J Cancer 2017; 8(1):57-64. doi:10.7150/jca.16723
Lentiviral CRISPR/Cas9 vector mediated miR-21 gene editing inhibits the epithelial to mesenchymal transition in ovarian cancer cells
1. Department of Pathology and Laboratory Medicine
2. Center for Cancer Research
3. Department of Physiology
4. Department of Ophthalmology, University of Tennessee Health Science Center, Memphis, TN, USA
5. Henan Agricultural University
6. Henan University of Animal Husbandry and Economy, P.R. China
7. Department of Women's Health Educational System
8. Department of Gynecology, Hokkaido University School of Medicine, Hokkaido University, Sapporo, Japan.

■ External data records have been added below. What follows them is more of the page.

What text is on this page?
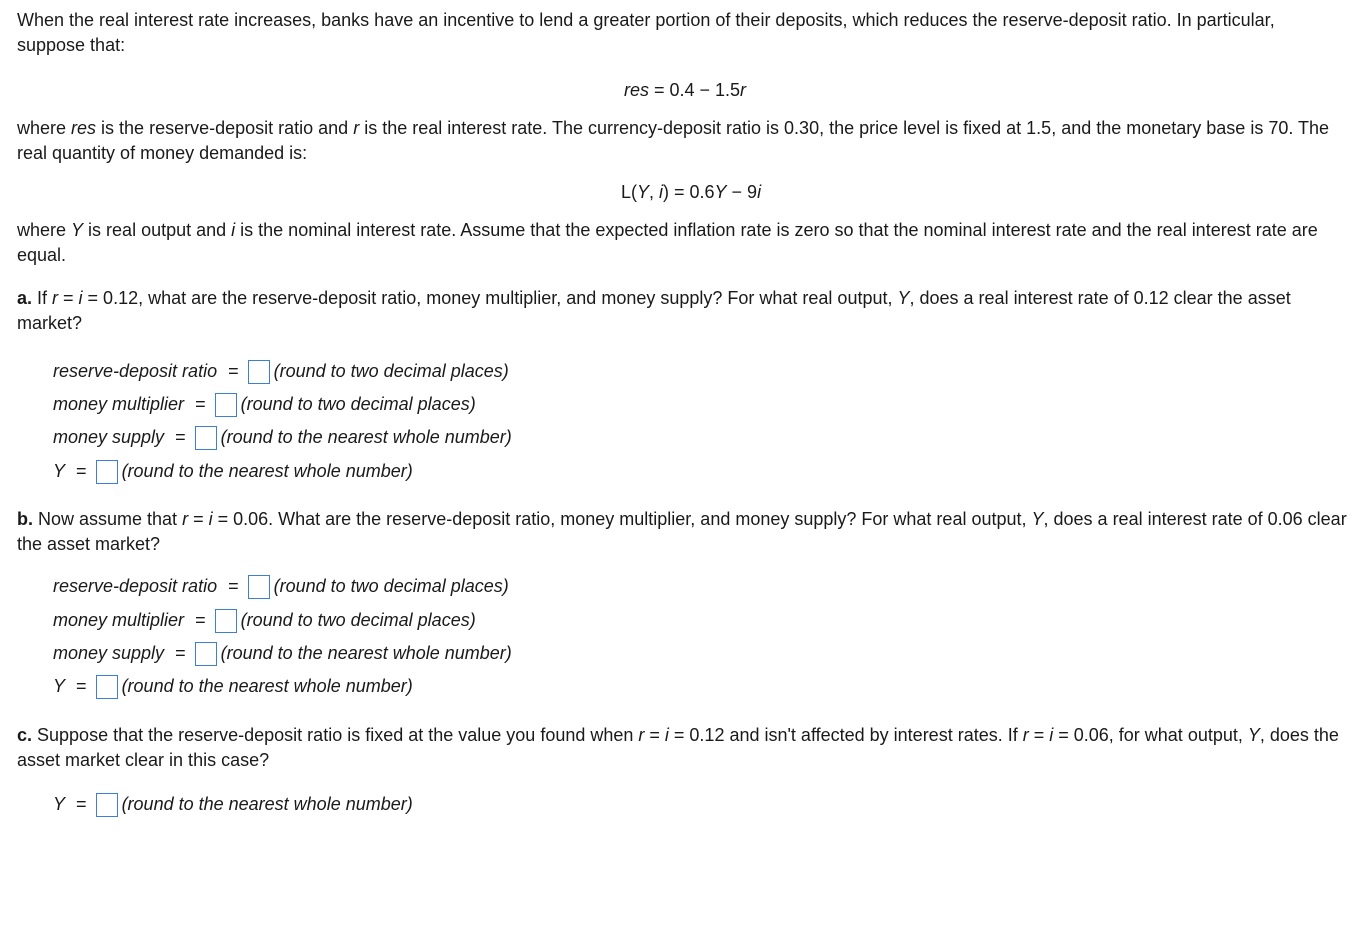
When the real interest rate increases, banks have an incentive to lend a greater portion of their deposits, which reduces the reserve-deposit ratio. In particular, suppose that:

res = 0.4 − 1.5r

where res is the reserve-deposit ratio and r is the real interest rate. The currency-deposit ratio is 0.30, the price level is fixed at 1.5, and the monetary base is 70. The real quantity of money demanded is:

L(Y, i) = 0.6Y − 9i

where Y is real output and i is the nominal interest rate. Assume that the expected inflation rate is zero so that the nominal interest rate and the real interest rate are equal.

a. If r = i = 0.12, what are the reserve-deposit ratio, money multiplier, and money supply? For what real output, Y, does a real interest rate of 0.12 clear the asset market?

reserve-deposit ratio = (round to two decimal places)
money multiplier = (round to two decimal places)
money supply = (round to the nearest whole number)
Y = (round to the nearest whole number)

b. Now assume that r = i = 0.06. What are the reserve-deposit ratio, money multiplier, and money supply? For what real output, Y, does a real interest rate of 0.06 clear the asset market?

reserve-deposit ratio = (round to two decimal places)
money multiplier = (round to two decimal places)
money supply = (round to the nearest whole number)
Y = (round to the nearest whole number)

c. Suppose that the reserve-deposit ratio is fixed at the value you found when r = i = 0.12 and isn't affected by interest rates. If r = i = 0.06, for what output, Y, does the asset market clear in this case?

Y = (round to the nearest whole number)
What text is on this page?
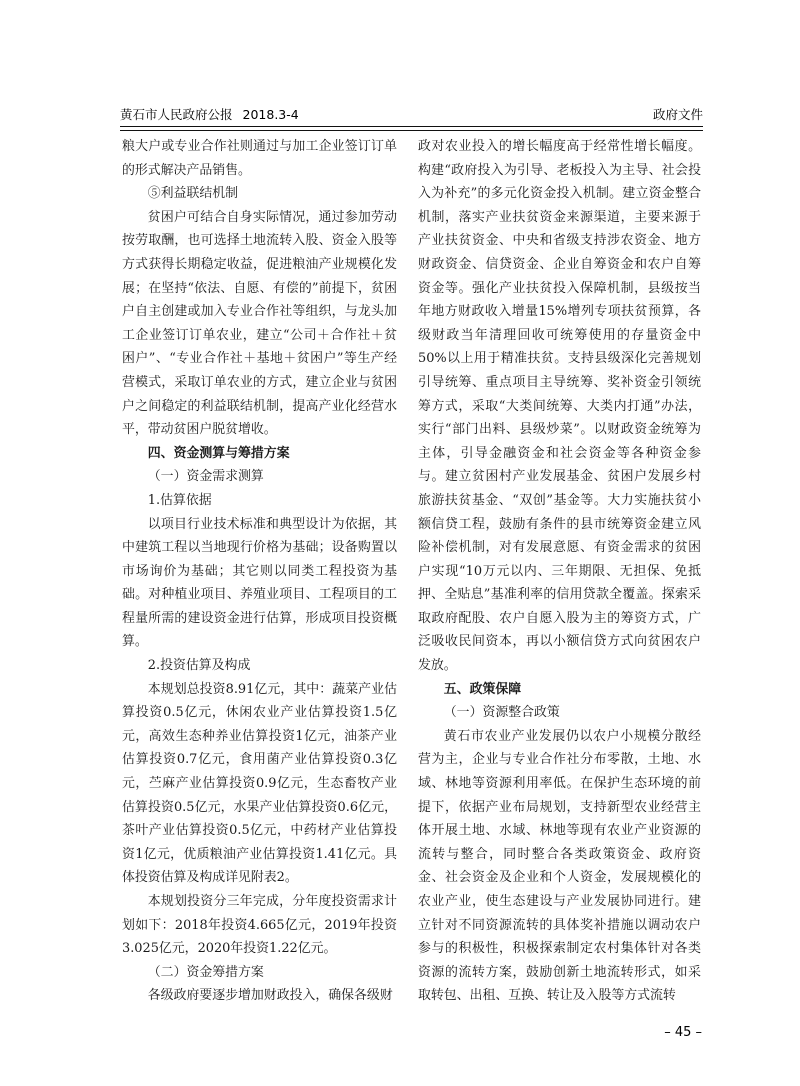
黄石市人民政府公报 2018.3-4	政府文件

粮大户或专业合作社则通过与加工企业签订订单的形式解决产品销售。

⑤利益联结机制

贫困户可结合自身实际情况，通过参加劳动按劳取酬，也可选择土地流转入股、资金入股等方式获得长期稳定收益，促进粮油产业规模化发展；在坚持“依法、自愿、有偿的”前提下，贫困户自主创建或加入专业合作社等组织，与龙头加工企业签订订单农业，建立“公司＋合作社＋贫困户”、“专业合作社＋基地＋贫困户”等生产经营模式，采取订单农业的方式，建立企业与贫困户之间稳定的利益联结机制，提高产业化经营水平，带动贫困户脱贫增收。

四、资金测算与筹措方案

（一）资金需求测算

1.估算依据

以项目行业技术标准和典型设计为依据，其中建筑工程以当地现行价格为基础；设备购置以市场询价为基础；其它则以同类工程投资为基础。对种植业项目、养殖业项目、工程项目的工程量所需的建设资金进行估算，形成项目投资概算。

2.投资估算及构成

本规划总投资8.91亿元，其中：蔬菜产业估算投资0.5亿元，休闲农业产业估算投资1.5亿元，高效生态种养业估算投资1亿元，油茶产业估算投资0.7亿元，食用菌产业估算投资0.3亿元，苎麻产业估算投资0.9亿元，生态畜牧产业估算投资0.5亿元，水果产业估算投资0.6亿元，茶叶产业估算投资0.5亿元，中药材产业估算投资1亿元，优质粮油产业估算投资1.41亿元。具体投资估算及构成详见附表2。

本规划投资分三年完成，分年度投资需求计划如下：2018年投资4.665亿元，2019年投资3.025亿元，2020年投资1.22亿元。

（二）资金筹措方案

各级政府要逐步增加财政投入，确保各级财

政对农业投入的增长幅度高于经常性增长幅度。构建“政府投入为引导、老板投入为主导、社会投入为补充”的多元化资金投入机制。建立资金整合机制，落实产业扶贫资金来源渠道，主要来源于产业扶贫资金、中央和省级支持涉农资金、地方财政资金、信贷资金、企业自筹资金和农户自筹资金等。强化产业扶贫投入保障机制，县级按当年地方财政收入增量15%增列专项扶贫预算，各级财政当年清理回收可统筹使用的存量资金中50%以上用于精准扶贫。支持县级深化完善规划引导统筹、重点项目主导统筹、奖补资金引领统筹方式，采取“大类间统筹、大类内打通”办法，实行“部门出料、县级炒菜”。以财政资金统筹为主体，引导金融资金和社会资金等各种资金参与。建立贫困村产业发展基金、贫困户发展乡村旅游扶贫基金、“双创”基金等。大力实施扶贫小额信贷工程，鼓励有条件的县市统筹资金建立风险补偿机制，对有发展意愿、有资金需求的贫困户实现“10万元以内、三年期限、无担保、免抵押、全贴息”基准利率的信用贷款全覆盖。探索采取政府配股、农户自愿入股为主的筹资方式，广泛吸收民间资本，再以小额信贷方式向贫困农户发放。

五、政策保障

（一）资源整合政策

黄石市农业产业发展仍以农户小规模分散经营为主，企业与专业合作社分布零散，土地、水域、林地等资源利用率低。在保护生态环境的前提下，依据产业布局规划，支持新型农业经营主体开展土地、水域、林地等现有农业产业资源的流转与整合，同时整合各类政策资金、政府资金、社会资金及企业和个人资金，发展规模化的农业产业，使生态建设与产业发展协同进行。建立针对不同资源流转的具体奖补措施以调动农户参与的积极性，积极探索制定农村集体针对各类资源的流转方案，鼓励创新土地流转形式，如采取转包、出租、互换、转让及入股等方式流转

– 45 –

Huo W, Zhao G, Yin J, Ouyang X, Wang Y, Yang C, Wang B, Dong P, Wang Z, Watari H, Chaum E, Pfeffer LM, Yue J. Lentiviral CRISPR/Cas9 vector mediated miR-21 gene editing inhibits the epithelial to mesenchymal transition in ovarian cancer cells. J Cancer 2017; 8(1):57-64. doi:10.7150/jca.16723. Available from http://www.jcancer.org/v08p0057.htm
CRISPR/Cas9 (clustered regularly interspaced short palindromic repeats) mediated genome editing is a powerful approach for loss of function studies. Here we report that lentiviral CRISPR/Cas9 vectors are highly efficient in introducing mutations in the precursor miRNA sequence, thus leading to the loss of miRNA expression and function. We constructed four different lentiviral CRISPR/Cas9 vectors that target different regions of the precursor miR-21 sequence and found that these lentiviral CRISPR/Cas9 miR-21 gRNA vectors induced mutations in the precursor sequences as shown by DNA surveyor mutation assay and Sanger sequencing. Two miR-21 lentiviral CRISPR/Cas9 gRNA vectors were selected to probe miR-21 function in ovarian cancer SKOV3 and OVCAR3 cell lines. Our data demonstrate that disruption of pre-miR-21 sequences leads to reduced cell proliferation, migration and invasion. Moreover, CRISPR/Cas9-mediated miR-21 gene editing sensitizes both SKOV3 and OVCAR3 cells to chemotherapeutic drug treatment. Disruption of miR-21 leads to the inhibition of epithelial to mesenchymal transition (EMT) in both SKOV3 and OVCAR3 cells as evidenced by the upregulation of epithelial cell marker E-cadherin and downregulation of mesenchymal marker genes, vimentin and Snai2. The miR-21 target genes PDCD4 and SPRY2 were upregulated in cells transduced with miR-21gRNAs compared to controls. Our study indicates that lentiviral CRISPR/Cas9-mediated miRNA gene editing is an effective approach to address miRNA function, and disruption of miR-21 inhibits EMT in ovarian cancer cells.
Keywords: miR-21, CRISPR/Cas9, lentiviral vector, ovarian cancer, EMT.